- Jeżeli do 12 września nie powstanie parking przy stadionie, podam się do dymisji – mówił żartem, w czerwcu tego roku, Marek Jarzębowski, rzecznik prezydenta Gliwic. I co?

      
Plac jeszcze nie powstał, rzecznik do dymisji się nie podał, ale inwestycja ma (wreszcie!) szansę na szczęśliwy finał, przed listopadem tego roku. Tak przynajmniej zapewniają miejscy urzędnicy. Otwarcie zbiegłoby się wtedy z szóstą rocznicą powstania stadionu. 

Parking miał być gotowy najpóźniej dwa lata po samym stadionie. Tak zakładał projekt przygotowany w 2010 r. przez niemiecką firmę Bremer A.G. Terminu nie dotrzymano, bo Gliwice nie mogły przekazać terenu. Na początku lat 90. z kilkudziesięcioma osobami podpisano bowiem dziesięcioletnią umowę na dzierżawę gruntu pod ogrody działkowe. 

Termin dzierżawy, po próbach przedłużania, upłynął z końcem 2012. Potem urzędnicy wojowali z częścią działkowców, którzy nie chcieli oddać swoich ogródków.
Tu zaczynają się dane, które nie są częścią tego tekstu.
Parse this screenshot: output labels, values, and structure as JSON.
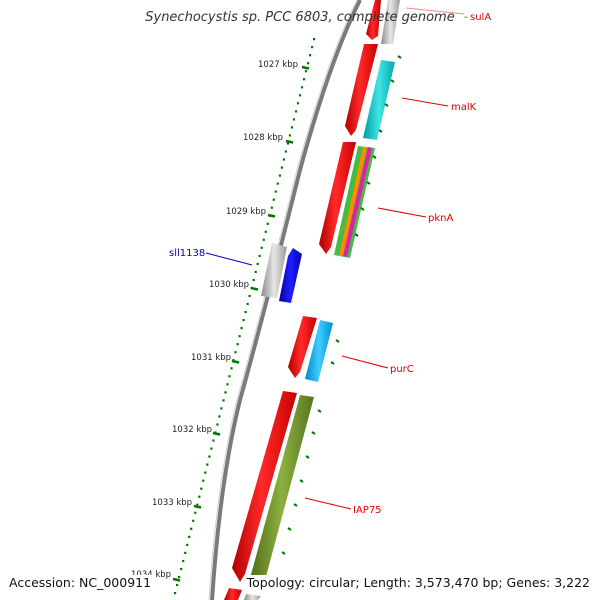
{
  "title": "Synechocystis sp. PCC 6803, complete genome",
  "accession": "Accession: NC_000911",
  "topology": "Topology: circular; Length: 3,573,470 bp; Genes: 3,222",
  "scale_labels": [
    "1027 kbp",
    "1028 kbp",
    "1029 kbp",
    "1030 kbp",
    "1031 kbp",
    "1032 kbp",
    "1033 kbp",
    "1034 kbp"
  ],
  "genes": [
    {
      "label": "sulA",
      "color": "#dd0000"
    },
    {
      "label": "malK",
      "color": "#dd0000"
    },
    {
      "label": "pknA",
      "color": "#dd0000"
    },
    {
      "label": "sll1138",
      "color": "#0000cc"
    },
    {
      "label": "purC",
      "color": "#dd0000"
    },
    {
      "label": "IAP75",
      "color": "#dd0000"
    }
  ],
  "colors": {
    "forward_strand": "#ff0000",
    "reverse_strand": "#0000ff",
    "pseudo_gene": "#b0b0b0",
    "cyan_feature": "#00cccc",
    "sky_feature": "#00aaee",
    "olive_feature": "#6b8e23",
    "backbone": "#808080",
    "tick": "#007700"
  }
}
Kiedy z tym problemem się uporano, wynikł kolejny: gmina odstąpiła od umowy z wykonawcą, ponieważ przewidziane przez niego dodatkowe roboty podrożyłby inwestycję o, bagatela, 500 tys. zł.

W nowym przetargu podniesiono wartość zamówienia. W listopadzie 2016 r. podpisano umowę na wykonanie parkingu w systemie „zaprojektuj i wybuduj” z firmą Silesia Invest s.c. Kwota wynosi 1 429 000 zł, a termin zakończenia inwestycji zaplanowano pierwotnie na 12 września br.

- Wykonawca zwrócił się do nas z prośbą o nieznaczną prolongatę tego terminu – wyjaśnia Jarzębowski. - Zgodziliśmy się pod warunkiem, że pierwsze samochody będą mogły wjechać na parking 1 listopada.

Obecnie na placu budowy trwają roboty ziemne, trwa układanie krawężników i nawierzchni z kostki. Oprócz miejsc postojowych pojawią się drogi manewrowe, chodniki, zieleń i oświetlenie. Teren zostanie ogrodzony.

W sąsiedztwie areny miały powstać miejsca dla 165 samochodów. Teraz okazuje się, że plac o powierzchni niemal 6,5 tys. m kw. pomieści niespełna sto aut: 15 autokarów, 79 osobówek i trzy pojazdy osób niepełnosprawnych.

- Zmniejszenie tej liczby to pochodna przepisów dotyczących ilości miejsc na parkingach oraz uwzględnienia postoju dla 15 autokarów – tłumaczy rzecznik prezydenta.    

Parking ma służyć obsłudze meczów  i, poza rozgrywkami, mieszkańcom. Dojazd odbywać się będzie drogą wewnętrzną stadionu, wydzieloną dodatkowym ogrodzeniem.